宣言をすることで、精神的に逃げにくくなる。二人から地球にある右郎の左半身は見えないが、右郎は嘘が嫌いだ。
何が何でも、途中、怖気づいたとしても宣言通りに左側の世界をしっかり見聞きすると、自分に言い聞かせながらまずは左目を少しづつ開いていく。

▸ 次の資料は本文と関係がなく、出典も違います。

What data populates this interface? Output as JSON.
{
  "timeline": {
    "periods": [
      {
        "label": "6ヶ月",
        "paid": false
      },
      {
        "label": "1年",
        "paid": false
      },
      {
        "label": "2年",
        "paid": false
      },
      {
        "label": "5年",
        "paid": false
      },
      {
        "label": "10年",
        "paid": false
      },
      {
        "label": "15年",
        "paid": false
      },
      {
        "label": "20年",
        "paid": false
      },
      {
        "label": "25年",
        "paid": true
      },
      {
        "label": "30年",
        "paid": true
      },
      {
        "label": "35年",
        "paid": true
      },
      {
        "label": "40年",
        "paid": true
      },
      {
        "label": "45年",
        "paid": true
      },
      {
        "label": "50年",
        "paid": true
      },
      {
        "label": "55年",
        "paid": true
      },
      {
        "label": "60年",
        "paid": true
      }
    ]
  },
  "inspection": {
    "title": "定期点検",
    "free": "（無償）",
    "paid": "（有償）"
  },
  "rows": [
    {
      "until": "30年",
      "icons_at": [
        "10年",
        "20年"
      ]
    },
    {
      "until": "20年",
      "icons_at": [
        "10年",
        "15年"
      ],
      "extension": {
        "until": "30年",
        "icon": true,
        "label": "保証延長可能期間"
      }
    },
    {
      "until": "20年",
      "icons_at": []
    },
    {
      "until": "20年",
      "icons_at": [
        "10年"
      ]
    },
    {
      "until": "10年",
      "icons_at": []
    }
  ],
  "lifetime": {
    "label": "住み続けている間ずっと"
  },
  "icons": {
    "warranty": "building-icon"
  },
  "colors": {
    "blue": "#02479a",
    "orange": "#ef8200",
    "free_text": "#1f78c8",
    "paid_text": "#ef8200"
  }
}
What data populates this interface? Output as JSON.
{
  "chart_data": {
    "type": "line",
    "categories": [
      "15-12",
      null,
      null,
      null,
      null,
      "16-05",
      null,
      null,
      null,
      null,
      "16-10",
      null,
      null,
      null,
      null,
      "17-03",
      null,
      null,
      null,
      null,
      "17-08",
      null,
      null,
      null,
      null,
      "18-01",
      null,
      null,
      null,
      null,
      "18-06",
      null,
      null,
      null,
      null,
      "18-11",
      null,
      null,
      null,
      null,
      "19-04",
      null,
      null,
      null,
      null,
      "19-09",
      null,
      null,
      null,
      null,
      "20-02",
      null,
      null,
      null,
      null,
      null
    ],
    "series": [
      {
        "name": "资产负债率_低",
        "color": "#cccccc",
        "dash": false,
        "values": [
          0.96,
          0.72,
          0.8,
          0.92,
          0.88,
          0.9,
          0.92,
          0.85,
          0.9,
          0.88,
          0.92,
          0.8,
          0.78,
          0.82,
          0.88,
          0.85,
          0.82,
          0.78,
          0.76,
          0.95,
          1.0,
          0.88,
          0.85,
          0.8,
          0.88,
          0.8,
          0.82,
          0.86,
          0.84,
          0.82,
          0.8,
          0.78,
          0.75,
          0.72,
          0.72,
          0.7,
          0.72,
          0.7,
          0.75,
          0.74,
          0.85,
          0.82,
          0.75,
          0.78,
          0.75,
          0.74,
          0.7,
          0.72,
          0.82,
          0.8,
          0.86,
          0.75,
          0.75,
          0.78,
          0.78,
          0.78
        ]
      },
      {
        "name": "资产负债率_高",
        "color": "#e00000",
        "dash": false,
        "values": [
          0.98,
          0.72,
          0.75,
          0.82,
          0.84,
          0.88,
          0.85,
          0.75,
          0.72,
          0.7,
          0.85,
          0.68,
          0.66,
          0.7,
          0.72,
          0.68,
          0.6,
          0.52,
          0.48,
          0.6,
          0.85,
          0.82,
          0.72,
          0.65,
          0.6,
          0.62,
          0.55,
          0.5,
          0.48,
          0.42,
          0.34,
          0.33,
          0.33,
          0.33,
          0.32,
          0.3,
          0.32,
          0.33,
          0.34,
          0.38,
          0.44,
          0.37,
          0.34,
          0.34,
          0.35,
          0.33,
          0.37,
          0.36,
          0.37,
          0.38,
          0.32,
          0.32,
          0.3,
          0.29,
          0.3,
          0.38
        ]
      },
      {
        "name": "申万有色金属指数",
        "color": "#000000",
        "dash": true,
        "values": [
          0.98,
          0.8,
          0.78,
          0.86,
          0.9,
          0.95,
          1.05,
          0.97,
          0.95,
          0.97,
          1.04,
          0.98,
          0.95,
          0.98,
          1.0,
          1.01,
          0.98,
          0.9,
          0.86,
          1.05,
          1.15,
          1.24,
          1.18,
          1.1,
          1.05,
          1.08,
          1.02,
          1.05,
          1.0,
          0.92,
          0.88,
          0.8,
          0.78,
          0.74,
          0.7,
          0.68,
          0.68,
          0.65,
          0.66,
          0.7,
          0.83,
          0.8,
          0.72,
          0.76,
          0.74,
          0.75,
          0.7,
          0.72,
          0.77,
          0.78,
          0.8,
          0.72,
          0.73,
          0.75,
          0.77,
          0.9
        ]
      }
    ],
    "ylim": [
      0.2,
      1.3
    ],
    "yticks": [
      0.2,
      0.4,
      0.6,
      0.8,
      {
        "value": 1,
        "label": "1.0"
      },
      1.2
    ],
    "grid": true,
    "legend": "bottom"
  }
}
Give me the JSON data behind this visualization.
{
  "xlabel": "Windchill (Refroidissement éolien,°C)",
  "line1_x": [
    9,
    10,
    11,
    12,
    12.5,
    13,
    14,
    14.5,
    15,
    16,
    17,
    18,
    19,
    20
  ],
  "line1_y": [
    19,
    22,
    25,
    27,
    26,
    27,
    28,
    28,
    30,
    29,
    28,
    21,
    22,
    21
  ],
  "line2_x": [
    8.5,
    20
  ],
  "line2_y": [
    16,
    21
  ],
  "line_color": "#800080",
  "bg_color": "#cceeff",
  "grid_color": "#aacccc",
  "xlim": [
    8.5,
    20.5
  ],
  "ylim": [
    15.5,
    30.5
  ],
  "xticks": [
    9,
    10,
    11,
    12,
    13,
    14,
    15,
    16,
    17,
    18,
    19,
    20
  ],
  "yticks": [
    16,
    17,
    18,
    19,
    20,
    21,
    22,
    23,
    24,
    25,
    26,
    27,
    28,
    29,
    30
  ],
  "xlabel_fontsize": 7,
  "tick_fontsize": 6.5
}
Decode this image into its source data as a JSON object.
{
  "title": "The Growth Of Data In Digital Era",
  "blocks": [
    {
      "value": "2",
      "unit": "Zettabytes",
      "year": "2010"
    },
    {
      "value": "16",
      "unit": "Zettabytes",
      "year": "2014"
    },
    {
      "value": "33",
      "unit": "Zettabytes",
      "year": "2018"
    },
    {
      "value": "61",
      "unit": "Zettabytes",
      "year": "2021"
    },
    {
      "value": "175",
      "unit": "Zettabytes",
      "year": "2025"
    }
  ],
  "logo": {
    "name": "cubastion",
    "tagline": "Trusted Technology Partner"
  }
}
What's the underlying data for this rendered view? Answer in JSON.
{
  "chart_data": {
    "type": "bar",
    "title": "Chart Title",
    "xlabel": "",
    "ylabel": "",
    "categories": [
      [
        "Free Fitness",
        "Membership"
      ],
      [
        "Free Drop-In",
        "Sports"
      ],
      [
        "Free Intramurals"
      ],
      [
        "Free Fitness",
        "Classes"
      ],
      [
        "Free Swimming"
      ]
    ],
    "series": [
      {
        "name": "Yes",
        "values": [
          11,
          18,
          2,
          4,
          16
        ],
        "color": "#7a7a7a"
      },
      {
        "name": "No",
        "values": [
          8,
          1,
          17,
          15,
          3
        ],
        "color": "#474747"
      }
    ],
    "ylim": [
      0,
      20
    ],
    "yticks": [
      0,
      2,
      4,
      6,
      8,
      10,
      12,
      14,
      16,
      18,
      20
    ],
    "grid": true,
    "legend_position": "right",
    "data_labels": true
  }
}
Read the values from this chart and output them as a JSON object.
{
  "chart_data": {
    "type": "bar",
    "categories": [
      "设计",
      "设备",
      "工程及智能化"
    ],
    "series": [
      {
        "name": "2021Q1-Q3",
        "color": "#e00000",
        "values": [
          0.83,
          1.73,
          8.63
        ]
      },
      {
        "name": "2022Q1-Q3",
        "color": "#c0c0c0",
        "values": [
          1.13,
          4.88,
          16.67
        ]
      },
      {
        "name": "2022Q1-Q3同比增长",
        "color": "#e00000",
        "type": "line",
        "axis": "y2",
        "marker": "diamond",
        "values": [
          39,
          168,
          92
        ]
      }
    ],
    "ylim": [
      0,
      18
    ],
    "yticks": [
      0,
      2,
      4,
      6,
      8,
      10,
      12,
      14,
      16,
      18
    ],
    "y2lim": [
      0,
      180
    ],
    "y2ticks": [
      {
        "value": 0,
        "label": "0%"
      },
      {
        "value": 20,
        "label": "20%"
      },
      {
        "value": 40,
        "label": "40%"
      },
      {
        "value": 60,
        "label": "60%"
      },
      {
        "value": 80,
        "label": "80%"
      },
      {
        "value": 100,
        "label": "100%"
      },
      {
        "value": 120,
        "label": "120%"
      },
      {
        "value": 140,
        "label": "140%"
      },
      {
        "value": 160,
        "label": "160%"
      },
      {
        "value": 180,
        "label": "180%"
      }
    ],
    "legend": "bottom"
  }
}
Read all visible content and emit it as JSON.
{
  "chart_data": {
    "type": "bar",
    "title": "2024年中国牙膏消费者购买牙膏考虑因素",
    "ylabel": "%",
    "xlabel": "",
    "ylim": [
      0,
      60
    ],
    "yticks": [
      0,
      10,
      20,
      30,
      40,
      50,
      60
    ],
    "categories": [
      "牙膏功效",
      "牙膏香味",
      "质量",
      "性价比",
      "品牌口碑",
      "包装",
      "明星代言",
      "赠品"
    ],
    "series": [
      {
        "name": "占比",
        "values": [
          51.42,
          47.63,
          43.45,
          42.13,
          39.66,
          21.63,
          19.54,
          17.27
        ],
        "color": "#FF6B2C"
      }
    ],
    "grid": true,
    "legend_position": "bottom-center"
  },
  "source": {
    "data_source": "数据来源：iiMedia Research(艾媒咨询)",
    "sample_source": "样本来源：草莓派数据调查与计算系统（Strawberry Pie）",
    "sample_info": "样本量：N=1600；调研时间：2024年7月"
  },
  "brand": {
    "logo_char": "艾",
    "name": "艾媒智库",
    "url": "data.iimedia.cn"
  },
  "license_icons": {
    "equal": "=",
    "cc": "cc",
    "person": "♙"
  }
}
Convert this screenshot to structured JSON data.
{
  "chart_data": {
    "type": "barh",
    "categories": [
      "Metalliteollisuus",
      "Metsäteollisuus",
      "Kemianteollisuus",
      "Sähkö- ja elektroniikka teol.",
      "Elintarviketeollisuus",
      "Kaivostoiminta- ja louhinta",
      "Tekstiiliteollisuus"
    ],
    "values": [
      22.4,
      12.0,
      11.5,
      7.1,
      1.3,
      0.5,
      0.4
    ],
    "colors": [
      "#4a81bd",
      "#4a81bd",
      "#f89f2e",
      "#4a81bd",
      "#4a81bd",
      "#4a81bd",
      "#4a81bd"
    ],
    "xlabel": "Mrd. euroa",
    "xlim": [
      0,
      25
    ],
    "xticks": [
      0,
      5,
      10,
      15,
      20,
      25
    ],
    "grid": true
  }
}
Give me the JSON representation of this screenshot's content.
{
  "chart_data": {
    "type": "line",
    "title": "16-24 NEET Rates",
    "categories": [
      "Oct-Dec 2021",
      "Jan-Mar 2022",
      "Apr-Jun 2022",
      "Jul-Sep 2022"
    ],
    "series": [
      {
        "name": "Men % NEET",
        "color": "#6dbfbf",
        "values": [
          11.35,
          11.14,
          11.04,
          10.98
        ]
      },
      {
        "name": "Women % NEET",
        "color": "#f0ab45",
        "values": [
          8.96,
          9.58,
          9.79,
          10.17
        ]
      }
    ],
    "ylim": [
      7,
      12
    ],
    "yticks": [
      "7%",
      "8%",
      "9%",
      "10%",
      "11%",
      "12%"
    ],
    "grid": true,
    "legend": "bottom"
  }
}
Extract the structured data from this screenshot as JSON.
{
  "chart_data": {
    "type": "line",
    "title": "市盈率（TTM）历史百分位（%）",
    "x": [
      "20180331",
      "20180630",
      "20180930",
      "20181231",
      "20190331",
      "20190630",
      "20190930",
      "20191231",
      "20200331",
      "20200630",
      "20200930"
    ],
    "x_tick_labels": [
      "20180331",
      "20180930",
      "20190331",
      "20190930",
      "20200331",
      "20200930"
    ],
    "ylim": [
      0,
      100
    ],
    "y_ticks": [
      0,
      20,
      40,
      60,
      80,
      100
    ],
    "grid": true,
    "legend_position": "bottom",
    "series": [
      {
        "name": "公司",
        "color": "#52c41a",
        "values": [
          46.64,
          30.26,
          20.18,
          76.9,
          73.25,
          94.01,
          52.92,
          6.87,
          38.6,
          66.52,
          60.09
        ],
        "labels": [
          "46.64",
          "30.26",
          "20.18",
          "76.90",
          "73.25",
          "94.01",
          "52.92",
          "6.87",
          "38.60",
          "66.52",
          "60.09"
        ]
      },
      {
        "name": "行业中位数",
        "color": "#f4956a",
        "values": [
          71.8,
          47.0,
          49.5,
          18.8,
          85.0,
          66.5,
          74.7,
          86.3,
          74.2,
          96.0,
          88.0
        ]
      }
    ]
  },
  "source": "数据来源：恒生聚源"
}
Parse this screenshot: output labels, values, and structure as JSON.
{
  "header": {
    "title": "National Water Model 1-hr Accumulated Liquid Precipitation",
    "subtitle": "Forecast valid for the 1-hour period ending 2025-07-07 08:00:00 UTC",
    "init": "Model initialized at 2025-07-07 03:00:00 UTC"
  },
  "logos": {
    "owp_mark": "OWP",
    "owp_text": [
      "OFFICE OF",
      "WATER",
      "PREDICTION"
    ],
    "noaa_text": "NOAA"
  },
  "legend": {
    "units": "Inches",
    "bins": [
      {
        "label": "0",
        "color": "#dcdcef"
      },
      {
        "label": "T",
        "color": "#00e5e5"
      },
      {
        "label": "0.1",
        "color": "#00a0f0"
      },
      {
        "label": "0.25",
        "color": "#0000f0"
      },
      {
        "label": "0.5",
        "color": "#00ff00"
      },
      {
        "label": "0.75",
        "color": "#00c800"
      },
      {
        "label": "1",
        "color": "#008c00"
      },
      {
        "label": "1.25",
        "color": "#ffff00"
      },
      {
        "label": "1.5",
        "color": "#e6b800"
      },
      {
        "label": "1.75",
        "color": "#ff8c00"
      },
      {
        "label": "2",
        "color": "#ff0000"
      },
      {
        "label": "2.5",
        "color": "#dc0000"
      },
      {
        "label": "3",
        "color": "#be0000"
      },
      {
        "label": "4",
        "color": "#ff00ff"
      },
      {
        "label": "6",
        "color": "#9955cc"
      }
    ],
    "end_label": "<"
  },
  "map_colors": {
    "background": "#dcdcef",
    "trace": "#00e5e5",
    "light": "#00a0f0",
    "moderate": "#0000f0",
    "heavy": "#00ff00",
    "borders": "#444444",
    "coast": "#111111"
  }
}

その間、クァワウィーとモンヴァーンは何も言わず、見守る。右郎なら大丈夫だと信じて。
「……う――」
凄惨な光景に、思わず右手で口を押えてしまう。
実際に凄惨な光景である側の、左半身の口は押さえられていないが、利き手で抑えることが精神的安定に繋がるのだ。
「右郎くん……」
クァワウィーは両手で右郎の手を握り、心配をする。
そう、右郎の手を握り、心配をしていたつもりだった。しかし、右郎の右手は口元である。であれば、クァワウィーが握ることはできない。ならば、クァワウィーが握っているのは一体何なのかだが――。
「――あ……」
間違えて、ゴーレムの手を握ってしまっていた。
恥ずかしくなり、そっぽを向いてしまう。
ゴーレムの完成度の高さが仇となってしまったのか……。
「ミギロウ。今後、凄惨な光景は何度も見ることになるだろう。ここで乗り越えるんだ! それを乗り越えなければ、クァワウィー王女殿下を守れないぞ!」
天然のクァワウィーとは対称に、モンヴァーンは厳しいことを言う。
厳しいが、モンヴァーンなりの優しさである。
「――ありがとう……二人とも!」
クァワウィーとモンヴァーンからの言葉が勇気となり、左耳を塞いでいる左手を下ろす。
『ドォオオオオオン!』
左耳でしっかり音が聞こえるようになると、クリアで大きな音が聞こえてくる。
「――この音は! ま、まさか――」
実を言うと、大きな音は左耳を塞いでいる時でも聞こえていた。
聞こえていたが、現実から逃げていたため、無視をしていた。だが、現実と向き合おうとした今、その非日常すぎる音が何なのか、すぐに分かった。いや、知っていたが、恐ろしくて気がついていないフリをしていたのだ。
「……零くんの戦闘音? なのか?」
零は救急車を突き破り、外で戦っている。株式会社ヒダリトの製品が、まさかバトルアニメのような戦闘を繰り広げているのかと、にわかには信じがたいが、戦闘音を考えると、零の姿は見えないが、本当に途轍もないバトルを繰り広げているのだろうなと、右郎は想像をした。